I thought high and I thought low, but I think I don’t have one.
There is a favorite dead girls writer. She is Daphne Gottlieb, the Poet Laureate of the United States that Never Was and Never Will Be, where the adults are all adults, the educated are all educated, justice is more than a label slathered over a bureaucracy, and the true, the good, and the beautiful are not terms whose meaning has been hollowed out by relentless marketing.
She has written, among other things, “Pretty Much Dead,” “15 Ways to Stay Alive,” “Kissing Dead Girls,” and “Final Girl.”
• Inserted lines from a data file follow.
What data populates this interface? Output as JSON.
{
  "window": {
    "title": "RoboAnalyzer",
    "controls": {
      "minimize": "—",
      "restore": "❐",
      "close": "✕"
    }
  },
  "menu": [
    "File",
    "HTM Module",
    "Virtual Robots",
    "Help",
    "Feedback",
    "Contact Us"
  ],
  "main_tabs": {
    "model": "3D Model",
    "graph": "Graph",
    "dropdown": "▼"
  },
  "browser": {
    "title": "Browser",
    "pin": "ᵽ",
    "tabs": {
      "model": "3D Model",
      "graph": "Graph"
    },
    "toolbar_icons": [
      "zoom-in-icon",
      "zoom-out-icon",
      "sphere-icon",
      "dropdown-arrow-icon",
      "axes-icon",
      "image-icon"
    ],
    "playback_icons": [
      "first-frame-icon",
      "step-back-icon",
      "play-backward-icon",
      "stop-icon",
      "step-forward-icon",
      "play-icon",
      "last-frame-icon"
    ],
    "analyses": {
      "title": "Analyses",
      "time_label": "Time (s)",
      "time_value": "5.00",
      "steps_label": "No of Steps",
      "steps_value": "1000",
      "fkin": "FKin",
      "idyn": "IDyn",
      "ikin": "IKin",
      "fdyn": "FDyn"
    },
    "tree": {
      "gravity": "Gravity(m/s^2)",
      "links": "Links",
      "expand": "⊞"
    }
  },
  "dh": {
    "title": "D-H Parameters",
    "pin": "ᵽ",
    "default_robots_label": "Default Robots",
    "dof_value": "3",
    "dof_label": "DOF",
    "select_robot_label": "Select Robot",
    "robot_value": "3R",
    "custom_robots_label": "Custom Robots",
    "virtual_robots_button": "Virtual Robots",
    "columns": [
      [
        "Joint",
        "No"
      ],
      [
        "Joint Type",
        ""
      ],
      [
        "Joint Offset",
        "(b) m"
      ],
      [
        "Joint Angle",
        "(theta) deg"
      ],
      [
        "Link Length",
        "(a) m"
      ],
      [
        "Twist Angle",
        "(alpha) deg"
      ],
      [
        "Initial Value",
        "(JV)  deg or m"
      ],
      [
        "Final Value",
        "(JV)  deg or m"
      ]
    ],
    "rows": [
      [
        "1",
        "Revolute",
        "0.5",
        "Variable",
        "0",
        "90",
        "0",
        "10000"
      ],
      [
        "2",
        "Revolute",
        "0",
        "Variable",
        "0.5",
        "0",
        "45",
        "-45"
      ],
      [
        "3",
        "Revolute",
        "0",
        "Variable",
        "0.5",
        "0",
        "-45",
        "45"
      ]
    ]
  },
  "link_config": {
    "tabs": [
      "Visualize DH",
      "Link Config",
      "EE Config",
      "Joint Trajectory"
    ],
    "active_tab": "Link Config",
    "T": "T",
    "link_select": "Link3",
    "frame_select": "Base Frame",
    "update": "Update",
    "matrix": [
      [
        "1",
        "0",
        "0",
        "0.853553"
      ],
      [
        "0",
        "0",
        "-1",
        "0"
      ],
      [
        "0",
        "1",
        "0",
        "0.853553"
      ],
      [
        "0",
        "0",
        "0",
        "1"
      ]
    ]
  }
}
I don’t know her and, no, I’m not receiving anything of any value to write this, other than the gentle, self-applied strokes to my ego that I get whenever I write anything.
Steel Magnolias.
Pot boiling over.
Baby on the floor crying.
Unconscious mother.
Every parents nightmare.
Later?
Your grown daughter and mother of your grand-baby passes away before your eyes.
Every mother’s nightmare.
LOVED that movie. Although as soon as the kid promises us she doesn’t die, I knew he wasn’t to be believed.
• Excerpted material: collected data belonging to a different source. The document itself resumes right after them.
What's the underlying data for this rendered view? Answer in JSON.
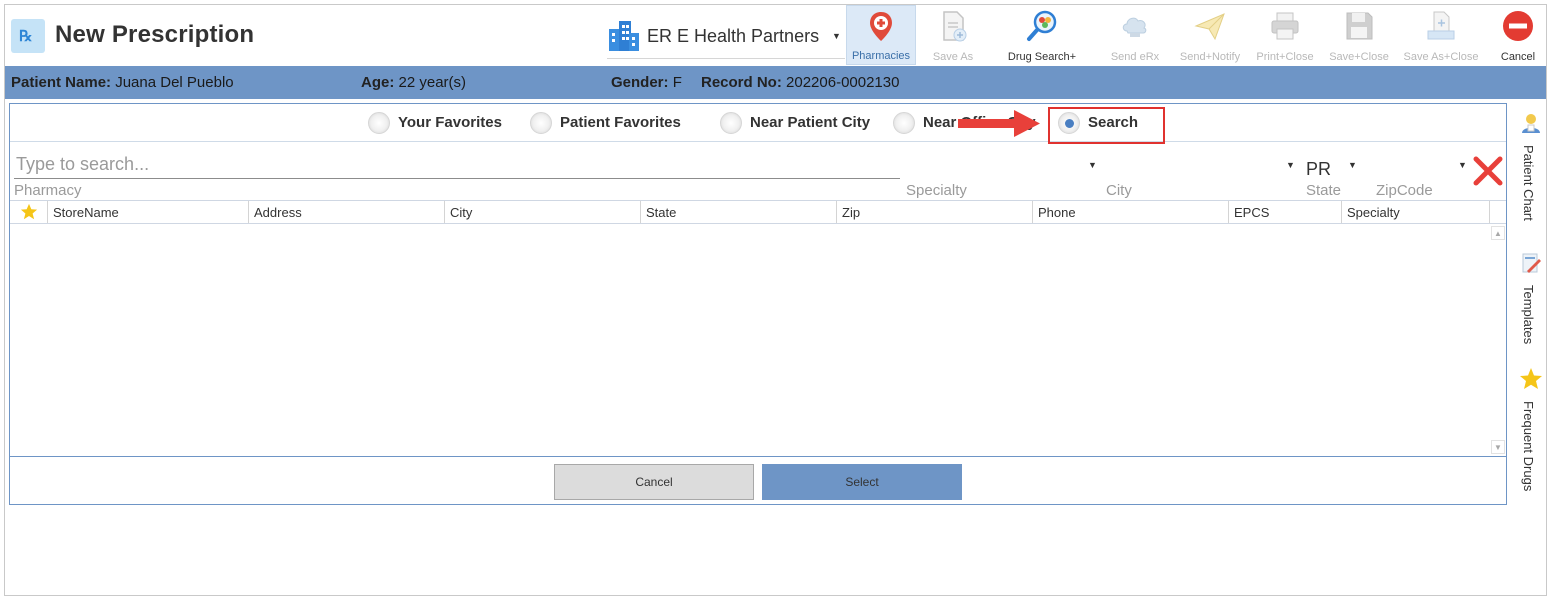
{
  "header": {
    "title": "New Prescription",
    "organization": "ER E Health Partners"
  },
  "toolbar": {
    "buttons": [
      {
        "label": "Pharmacies",
        "icon": "pharmacy-pin-icon",
        "state": "active"
      },
      {
        "label": "Save As",
        "icon": "save-as-document-icon",
        "state": "disabled"
      },
      {
        "label": "Drug Search+",
        "icon": "drug-search-icon",
        "state": "enabled"
      },
      {
        "label": "Send eRx",
        "icon": "send-erx-cloud-icon",
        "state": "disabled"
      },
      {
        "label": "Send+Notify",
        "icon": "paper-plane-icon",
        "state": "disabled"
      },
      {
        "label": "Print+Close",
        "icon": "printer-icon",
        "state": "disabled"
      },
      {
        "label": "Save+Close",
        "icon": "floppy-disk-icon",
        "state": "disabled"
      },
      {
        "label": "Save As+Close",
        "icon": "save-as-close-icon",
        "state": "disabled"
      },
      {
        "label": "Cancel",
        "icon": "cancel-stop-icon",
        "state": "enabled"
      }
    ]
  },
  "patient": {
    "name_label": "Patient Name:",
    "name": "Juana Del Pueblo",
    "age_label": "Age:",
    "age": "22 year(s)",
    "gender_label": "Gender:",
    "gender": "F",
    "record_label": "Record No:",
    "record": "202206-0002130"
  },
  "search_mode": {
    "options": [
      "Your Favorites",
      "Patient Favorites",
      "Near Patient City",
      "Near Office City",
      "Search"
    ],
    "selected": "Search"
  },
  "filters": {
    "pharmacy_placeholder": "Type to search...",
    "pharmacy_label": "Pharmacy",
    "specialty_label": "Specialty",
    "city_label": "City",
    "state_label": "State",
    "state_value": "PR",
    "zipcode_label": "ZipCode"
  },
  "grid": {
    "columns": [
      "StoreName",
      "Address",
      "City",
      "State",
      "Zip",
      "Phone",
      "EPCS",
      "Specialty"
    ],
    "rows": []
  },
  "actions": {
    "cancel": "Cancel",
    "select": "Select"
  },
  "side_panel": {
    "items": [
      "Patient Chart",
      "Templates",
      "Frequent Drugs"
    ]
  },
  "colors": {
    "accent": "#6e95c6",
    "highlight": "#e0322f"
  }
}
I saw Ryan O’Neal and Ali McGraw (who is more fabulous than ever) last month in Detroit in a touring production of the show “Love Letters.” SPOILER: She dies in this one, too. Broke my heart even more this time.
Lars and the Real Girl. So many people cared about poor little wheel chair bound Bianca — I think that was her name — and gradually accepted her for who she was because they cared so much about Lars. It seemed logical that people would be uncertain and concerned at first until they managed to become part of Lars’ world. Even with the knowledge that Bianca was who she was didn’t stop her funeral from being well attended. It’s a sad commentary that treating a mentally ill person with acceptance and compassion is such a radical notion.
Girl, Interrupted.
I was sad when Daisy died after Angelina bullied her.
Terms of Endearment. Yes, I wanted it to be over but that didn’t stop the (rare) tears. Still holds up. Jeff Daniels and Debra Winger have never been better since.
Oops. and there’s Debra two doors down.